---
id: sm-sql-queries
name: "sql-queries"
url: https://skills.yangsir.net/skill/sm-sql-queries
author: anthropics
domain: data-analysis
tags: ["sql", "database-querying", "data-extraction", "relational-databases", "data-analysis"]
install_count: 2100
rating: 4.30 (20 reviews)
github: https://github.com/anthropics/knowledge-work-plugins
---

# sql-queries

> 编写正确、高效、可读的SQL查询，支持所有主流数据仓库方言，并提供特定方言参考，适用于数据分析。

**Stats**: 2,100 installs · 4.3/5 (20 reviews)

## Before / After 对比

### 编写高效可读的SQL查询语句

## Readme

# sql-queries

# SQL Queries Skill

Write correct, performant, readable SQL across all major data warehouse dialects.
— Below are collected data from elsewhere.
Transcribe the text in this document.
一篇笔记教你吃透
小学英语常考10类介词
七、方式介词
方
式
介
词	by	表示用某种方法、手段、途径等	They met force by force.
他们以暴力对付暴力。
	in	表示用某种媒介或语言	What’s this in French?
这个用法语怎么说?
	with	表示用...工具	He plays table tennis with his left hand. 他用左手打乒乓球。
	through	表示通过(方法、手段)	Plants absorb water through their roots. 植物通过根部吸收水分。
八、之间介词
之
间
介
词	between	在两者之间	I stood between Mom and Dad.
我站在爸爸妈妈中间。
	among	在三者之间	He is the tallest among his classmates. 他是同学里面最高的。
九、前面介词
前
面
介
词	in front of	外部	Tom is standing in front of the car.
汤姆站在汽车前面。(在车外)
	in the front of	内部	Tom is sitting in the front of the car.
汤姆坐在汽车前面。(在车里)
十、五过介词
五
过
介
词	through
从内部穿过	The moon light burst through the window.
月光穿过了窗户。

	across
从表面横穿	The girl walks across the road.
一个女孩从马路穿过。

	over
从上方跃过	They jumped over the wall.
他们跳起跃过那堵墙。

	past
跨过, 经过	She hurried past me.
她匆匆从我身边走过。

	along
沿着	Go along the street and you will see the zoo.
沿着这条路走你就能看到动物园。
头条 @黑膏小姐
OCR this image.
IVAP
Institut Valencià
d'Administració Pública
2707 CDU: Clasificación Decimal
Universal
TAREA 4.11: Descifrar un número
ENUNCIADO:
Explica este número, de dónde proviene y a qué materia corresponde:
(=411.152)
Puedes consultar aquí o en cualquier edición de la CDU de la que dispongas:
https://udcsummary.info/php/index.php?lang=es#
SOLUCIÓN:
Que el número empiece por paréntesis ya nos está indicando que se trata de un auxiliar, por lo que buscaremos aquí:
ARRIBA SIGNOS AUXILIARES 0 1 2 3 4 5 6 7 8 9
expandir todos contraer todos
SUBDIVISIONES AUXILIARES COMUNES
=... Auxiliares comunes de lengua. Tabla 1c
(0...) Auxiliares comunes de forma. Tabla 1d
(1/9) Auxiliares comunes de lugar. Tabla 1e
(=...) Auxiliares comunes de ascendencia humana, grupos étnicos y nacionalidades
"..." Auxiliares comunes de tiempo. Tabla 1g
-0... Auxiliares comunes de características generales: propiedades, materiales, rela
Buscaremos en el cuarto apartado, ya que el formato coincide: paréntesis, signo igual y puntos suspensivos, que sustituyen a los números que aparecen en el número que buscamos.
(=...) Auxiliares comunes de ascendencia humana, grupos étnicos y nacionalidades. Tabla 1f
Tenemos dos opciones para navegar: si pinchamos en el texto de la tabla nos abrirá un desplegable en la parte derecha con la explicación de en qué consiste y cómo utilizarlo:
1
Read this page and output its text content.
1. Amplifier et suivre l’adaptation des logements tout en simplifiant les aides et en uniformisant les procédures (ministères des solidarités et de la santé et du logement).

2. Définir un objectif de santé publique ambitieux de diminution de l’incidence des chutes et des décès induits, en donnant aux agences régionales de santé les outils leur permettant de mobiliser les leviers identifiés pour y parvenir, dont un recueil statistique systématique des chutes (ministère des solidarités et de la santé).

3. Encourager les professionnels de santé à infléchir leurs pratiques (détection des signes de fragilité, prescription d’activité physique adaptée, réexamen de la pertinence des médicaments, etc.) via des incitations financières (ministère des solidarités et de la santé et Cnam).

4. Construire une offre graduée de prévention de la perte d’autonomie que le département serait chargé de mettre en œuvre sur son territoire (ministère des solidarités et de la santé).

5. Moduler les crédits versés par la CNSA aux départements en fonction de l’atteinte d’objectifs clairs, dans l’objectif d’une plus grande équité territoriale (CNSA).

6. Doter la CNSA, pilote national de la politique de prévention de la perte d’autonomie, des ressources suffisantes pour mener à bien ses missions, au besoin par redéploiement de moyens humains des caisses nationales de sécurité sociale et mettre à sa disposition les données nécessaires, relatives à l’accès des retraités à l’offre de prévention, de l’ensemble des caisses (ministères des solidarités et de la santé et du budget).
## Dialect-Specific Reference

### PostgreSQL (including Aurora, RDS, Supabase, Neon)

**Date/time:**

```
-- Current date/time
CURRENT_DATE, CURRENT_TIMESTAMP, NOW()

-- Date arithmetic
date_column + INTERVAL '7 days'
date_column - INTERVAL '1 month'

-- Truncate to period
DATE_TRUNC('month', created_at)

-- Extract parts
EXTRACT(YEAR FROM created_at)
EXTRACT(DOW FROM created_at)  -- 0=Sunday

-- Format
TO_CHAR(created_at, 'YYYY-MM-DD')

```

**String functions:**

```
-- Concatenation
first_name || ' ' || last_name
CONCAT(first_name, ' ', last_name)

-- Pattern matching
column ILIKE '%pattern%'  -- case-insensitive
column ~ '^regex_pattern$'  -- regex

-- String manipulation
LEFT(str, n), RIGHT(str, n)
SPLIT_PART(str, delimiter, position)
REGEXP_REPLACE(str, pattern, replacement)

```

**Arrays and JSON:**

```
-- JSON access
data->>'key'  -- text
data->'nested'->'key'  -- json
data#>>'{path,to,key}'  -- nested text

-- Array operations
ARRAY_AGG(column)
ANY(array_column)
array_column @> ARRAY['value']

```

**Performance tips:**

- Use `EXPLAIN ANALYZE` to profile queries

- Create indexes on frequently filtered/joined columns

- Use `EXISTS` over `IN` for correlated subqueries

- Partial indexes for common filter conditions

- Use connection pooling for concurrent access

### Snowflake

**Date/time:**

```
-- Current date/time
CURRENT_DATE(), CURRENT_TIMESTAMP(), SYSDATE()

-- Date arithmetic
DATEADD(day, 7, date_column)
DATEDIFF(day, start_date, end_date)

-- Truncate to period
DATE_TRUNC('month', created_at)

-- Extract parts
YEAR(created_at), MONTH(created_at), DAY(created_at)
DAYOFWEEK(created_at)

-- Format
TO_CHAR(created_at, 'YYYY-MM-DD')

```

**String functions:**

```
-- Case-insensitive by default (depends on collation)
column ILIKE '%pattern%'
REGEXP_LIKE(column, 'pattern')

-- Parse JSON
column:key::string  -- dot notation for VARIANT
PARSE_JSON('{"key": "value"}')
GET_PATH(variant_col, 'path.to.key')

-- Flatten arrays/objects
SELECT f.value FROM table, LATERAL FLATTEN(input => array_col) f

```

**Semi-structured data:**

```
-- VARIANT type access
data:customer:name::STRING
data:items[0]:price::NUMBER

-- Flatten nested structures
SELECT
    t.id,
    item.value:name::STRING as item_name,
    item.value:qty::NUMBER as quantity
FROM my_table t,
LATERAL FLATTEN(input => t.data:items) item

```

**Performance tips:**

- Use clustering keys on large tables (not traditional indexes)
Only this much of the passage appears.